F.dropout is only used in train, I confused how to use chainer.using_config in it? How does it works and chainer how to know it is in training or predict?


Solution

  • From Chainer v2, function behavior is controlled by the config variable, according to the official doc,

    chainer.config.train

    Training mode flag. If it is True, Chainer runs in the training mode. Otherwise, it runs in the testing (evaluation) mode. The default value is True.

    You may control this config by following two ways.

    1. Simply assign the value.

    chainer.config.train = False
    here, code runs in the test mode, and dropout won't drop any unit.
    model(x)  
    chainer.config.train = True
    

    2. with using_config(key, value) notation

    If we use above case, you might need to set True and False often, chainer provides with using_config(key, value) notation to ease this setting.

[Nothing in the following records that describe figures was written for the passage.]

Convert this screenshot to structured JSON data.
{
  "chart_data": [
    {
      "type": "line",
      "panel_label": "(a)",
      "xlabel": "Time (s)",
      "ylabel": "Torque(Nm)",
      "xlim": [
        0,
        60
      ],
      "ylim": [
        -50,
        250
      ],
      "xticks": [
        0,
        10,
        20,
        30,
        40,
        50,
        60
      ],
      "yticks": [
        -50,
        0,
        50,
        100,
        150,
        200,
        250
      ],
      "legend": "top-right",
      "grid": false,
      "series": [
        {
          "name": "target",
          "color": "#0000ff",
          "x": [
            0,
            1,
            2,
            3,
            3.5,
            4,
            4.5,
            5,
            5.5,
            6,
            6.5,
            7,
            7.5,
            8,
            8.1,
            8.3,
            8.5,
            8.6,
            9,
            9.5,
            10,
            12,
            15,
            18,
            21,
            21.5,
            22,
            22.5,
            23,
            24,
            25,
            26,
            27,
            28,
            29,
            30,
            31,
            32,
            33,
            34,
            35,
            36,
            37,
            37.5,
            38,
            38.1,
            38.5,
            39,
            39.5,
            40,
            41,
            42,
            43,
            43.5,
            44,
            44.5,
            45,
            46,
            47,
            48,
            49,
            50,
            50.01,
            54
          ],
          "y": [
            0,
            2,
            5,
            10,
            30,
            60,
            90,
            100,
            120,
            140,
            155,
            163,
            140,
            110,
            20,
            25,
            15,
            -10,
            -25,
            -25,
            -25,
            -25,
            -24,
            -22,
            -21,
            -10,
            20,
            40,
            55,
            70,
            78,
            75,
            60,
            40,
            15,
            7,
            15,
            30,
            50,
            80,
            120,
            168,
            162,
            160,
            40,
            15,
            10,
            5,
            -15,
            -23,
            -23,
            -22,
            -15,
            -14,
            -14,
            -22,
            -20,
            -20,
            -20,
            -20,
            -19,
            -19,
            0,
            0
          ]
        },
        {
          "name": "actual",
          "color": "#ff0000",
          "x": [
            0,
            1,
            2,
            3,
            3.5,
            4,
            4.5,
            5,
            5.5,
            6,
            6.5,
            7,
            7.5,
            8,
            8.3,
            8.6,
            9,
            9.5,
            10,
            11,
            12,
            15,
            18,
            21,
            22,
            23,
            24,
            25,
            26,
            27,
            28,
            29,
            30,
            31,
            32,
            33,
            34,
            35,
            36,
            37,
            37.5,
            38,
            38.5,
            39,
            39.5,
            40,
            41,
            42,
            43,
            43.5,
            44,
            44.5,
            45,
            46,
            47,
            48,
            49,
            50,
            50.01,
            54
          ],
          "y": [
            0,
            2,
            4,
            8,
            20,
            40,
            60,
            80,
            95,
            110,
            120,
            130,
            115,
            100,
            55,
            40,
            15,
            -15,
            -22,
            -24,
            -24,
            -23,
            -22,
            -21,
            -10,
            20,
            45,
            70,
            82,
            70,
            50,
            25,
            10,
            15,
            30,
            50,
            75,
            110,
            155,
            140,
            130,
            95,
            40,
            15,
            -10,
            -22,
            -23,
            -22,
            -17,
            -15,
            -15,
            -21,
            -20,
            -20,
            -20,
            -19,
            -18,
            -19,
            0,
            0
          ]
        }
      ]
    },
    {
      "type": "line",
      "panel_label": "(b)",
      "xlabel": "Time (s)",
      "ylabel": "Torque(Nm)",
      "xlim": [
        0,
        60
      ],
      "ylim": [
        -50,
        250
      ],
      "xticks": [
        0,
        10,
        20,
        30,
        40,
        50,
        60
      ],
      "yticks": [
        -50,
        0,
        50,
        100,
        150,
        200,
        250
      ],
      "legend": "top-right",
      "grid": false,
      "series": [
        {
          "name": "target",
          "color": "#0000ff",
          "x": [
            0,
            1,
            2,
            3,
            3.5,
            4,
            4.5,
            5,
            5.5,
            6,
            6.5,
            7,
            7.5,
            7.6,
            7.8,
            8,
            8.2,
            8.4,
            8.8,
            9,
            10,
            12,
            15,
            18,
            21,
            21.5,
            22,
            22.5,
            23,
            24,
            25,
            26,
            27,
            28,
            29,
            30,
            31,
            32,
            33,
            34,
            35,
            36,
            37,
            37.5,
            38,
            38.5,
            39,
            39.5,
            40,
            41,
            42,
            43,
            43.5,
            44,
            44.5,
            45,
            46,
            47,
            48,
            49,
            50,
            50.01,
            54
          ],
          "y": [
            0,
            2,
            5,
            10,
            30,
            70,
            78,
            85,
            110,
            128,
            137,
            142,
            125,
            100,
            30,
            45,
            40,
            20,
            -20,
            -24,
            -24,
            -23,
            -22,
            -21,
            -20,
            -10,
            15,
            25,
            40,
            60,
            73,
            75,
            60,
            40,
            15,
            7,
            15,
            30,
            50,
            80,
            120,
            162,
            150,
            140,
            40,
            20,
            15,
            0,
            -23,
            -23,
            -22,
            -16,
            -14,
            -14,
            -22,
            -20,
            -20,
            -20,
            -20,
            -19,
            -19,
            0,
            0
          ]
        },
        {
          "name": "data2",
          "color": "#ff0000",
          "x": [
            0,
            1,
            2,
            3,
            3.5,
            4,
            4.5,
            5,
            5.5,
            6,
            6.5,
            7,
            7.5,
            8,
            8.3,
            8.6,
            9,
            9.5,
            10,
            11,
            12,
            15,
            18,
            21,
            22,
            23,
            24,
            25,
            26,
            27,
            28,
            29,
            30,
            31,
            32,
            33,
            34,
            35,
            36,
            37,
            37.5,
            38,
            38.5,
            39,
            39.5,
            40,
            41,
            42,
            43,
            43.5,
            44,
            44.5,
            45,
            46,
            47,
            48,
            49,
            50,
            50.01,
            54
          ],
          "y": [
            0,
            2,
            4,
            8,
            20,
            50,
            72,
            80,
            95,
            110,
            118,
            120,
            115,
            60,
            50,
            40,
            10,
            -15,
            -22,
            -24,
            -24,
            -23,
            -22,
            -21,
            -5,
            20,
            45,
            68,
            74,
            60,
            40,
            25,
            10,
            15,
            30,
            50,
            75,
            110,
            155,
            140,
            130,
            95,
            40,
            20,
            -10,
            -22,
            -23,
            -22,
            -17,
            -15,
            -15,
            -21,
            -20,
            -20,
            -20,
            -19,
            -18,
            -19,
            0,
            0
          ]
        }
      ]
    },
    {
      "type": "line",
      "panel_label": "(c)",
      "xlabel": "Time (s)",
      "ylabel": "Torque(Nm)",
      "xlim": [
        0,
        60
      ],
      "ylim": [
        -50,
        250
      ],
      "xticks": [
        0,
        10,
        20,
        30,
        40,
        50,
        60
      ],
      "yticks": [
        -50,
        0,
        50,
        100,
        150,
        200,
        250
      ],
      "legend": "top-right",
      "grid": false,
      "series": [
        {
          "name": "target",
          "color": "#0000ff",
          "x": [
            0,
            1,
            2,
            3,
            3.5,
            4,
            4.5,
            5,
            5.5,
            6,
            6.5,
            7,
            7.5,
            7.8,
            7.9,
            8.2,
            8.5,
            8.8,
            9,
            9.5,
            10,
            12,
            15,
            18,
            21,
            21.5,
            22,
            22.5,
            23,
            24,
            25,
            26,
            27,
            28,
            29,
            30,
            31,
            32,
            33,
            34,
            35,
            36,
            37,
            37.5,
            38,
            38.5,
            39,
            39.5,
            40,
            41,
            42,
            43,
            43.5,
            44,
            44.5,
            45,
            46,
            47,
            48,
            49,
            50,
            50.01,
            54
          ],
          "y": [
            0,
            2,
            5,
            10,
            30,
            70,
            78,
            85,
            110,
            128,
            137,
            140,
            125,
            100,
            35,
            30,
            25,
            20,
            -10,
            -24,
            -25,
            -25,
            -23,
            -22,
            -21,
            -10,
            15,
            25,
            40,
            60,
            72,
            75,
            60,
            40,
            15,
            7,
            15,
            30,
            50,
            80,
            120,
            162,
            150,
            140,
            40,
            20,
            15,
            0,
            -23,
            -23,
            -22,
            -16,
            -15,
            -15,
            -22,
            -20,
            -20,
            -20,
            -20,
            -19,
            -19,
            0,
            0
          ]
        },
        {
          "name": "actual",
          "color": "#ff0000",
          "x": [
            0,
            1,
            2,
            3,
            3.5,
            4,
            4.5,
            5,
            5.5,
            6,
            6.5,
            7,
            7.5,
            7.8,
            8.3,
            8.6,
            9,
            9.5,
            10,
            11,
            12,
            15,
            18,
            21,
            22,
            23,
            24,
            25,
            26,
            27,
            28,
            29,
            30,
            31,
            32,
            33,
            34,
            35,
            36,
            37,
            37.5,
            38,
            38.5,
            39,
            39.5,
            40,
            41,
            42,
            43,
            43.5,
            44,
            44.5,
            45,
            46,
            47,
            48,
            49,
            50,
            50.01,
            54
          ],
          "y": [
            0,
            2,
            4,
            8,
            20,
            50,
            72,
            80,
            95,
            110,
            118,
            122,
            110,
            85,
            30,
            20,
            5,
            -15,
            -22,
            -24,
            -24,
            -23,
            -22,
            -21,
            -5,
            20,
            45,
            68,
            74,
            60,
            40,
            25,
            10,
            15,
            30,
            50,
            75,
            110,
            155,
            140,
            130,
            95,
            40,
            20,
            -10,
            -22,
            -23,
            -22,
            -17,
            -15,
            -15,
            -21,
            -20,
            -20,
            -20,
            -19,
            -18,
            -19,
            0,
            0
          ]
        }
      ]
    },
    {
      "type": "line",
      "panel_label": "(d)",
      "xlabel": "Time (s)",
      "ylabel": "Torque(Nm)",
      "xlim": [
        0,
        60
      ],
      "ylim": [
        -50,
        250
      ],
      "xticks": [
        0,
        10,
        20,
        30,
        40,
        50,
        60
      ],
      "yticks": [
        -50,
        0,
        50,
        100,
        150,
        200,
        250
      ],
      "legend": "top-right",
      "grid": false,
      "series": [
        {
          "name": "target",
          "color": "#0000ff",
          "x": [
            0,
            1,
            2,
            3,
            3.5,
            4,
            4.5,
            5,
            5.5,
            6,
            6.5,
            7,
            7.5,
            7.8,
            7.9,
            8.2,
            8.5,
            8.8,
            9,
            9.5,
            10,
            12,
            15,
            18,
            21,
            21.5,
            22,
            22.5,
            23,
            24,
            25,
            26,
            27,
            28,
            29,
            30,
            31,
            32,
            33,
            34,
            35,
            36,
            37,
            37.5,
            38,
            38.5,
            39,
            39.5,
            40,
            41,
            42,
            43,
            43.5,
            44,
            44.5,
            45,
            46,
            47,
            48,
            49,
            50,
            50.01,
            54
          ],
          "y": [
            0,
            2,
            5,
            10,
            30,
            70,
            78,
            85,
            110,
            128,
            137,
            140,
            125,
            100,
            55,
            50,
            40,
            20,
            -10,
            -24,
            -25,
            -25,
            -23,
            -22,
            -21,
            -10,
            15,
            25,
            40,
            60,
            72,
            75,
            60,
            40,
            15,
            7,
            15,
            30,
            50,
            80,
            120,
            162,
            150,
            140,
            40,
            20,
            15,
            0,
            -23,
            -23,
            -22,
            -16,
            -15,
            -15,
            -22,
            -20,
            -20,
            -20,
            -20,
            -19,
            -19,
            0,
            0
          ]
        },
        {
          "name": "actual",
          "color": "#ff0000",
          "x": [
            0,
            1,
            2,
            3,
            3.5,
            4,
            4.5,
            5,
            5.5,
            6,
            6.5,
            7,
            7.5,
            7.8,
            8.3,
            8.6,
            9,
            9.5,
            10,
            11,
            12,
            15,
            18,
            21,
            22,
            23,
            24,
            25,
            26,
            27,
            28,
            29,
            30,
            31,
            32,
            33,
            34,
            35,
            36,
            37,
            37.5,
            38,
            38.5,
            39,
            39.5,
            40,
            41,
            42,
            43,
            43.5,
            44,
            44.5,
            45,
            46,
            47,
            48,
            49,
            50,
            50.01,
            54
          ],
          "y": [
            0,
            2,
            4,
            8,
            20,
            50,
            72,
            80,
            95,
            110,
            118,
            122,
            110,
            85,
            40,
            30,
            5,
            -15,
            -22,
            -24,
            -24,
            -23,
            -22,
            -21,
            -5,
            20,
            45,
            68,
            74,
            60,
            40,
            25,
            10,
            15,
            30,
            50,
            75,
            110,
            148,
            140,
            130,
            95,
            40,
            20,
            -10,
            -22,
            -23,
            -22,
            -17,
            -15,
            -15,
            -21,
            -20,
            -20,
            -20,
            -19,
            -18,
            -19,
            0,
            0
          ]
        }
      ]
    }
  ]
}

    with chainer.using_config('train', False):
        # train config is set to False, thus code runs in the test mode.
        model(x)
    
    # Here, train config is recovered to original value.
    ...
    

    Note1: If you are using trainer moudule, Evaluator will handle these configuration automatically during validation/evaluation (see document, or source code). It means train config is set to False and dropout runs as evaluate mode when calculating validation loss.

    Note2: train config is used to switch "train" mode and "evaluate/validation". If you need "predict" code, you need to implement separately.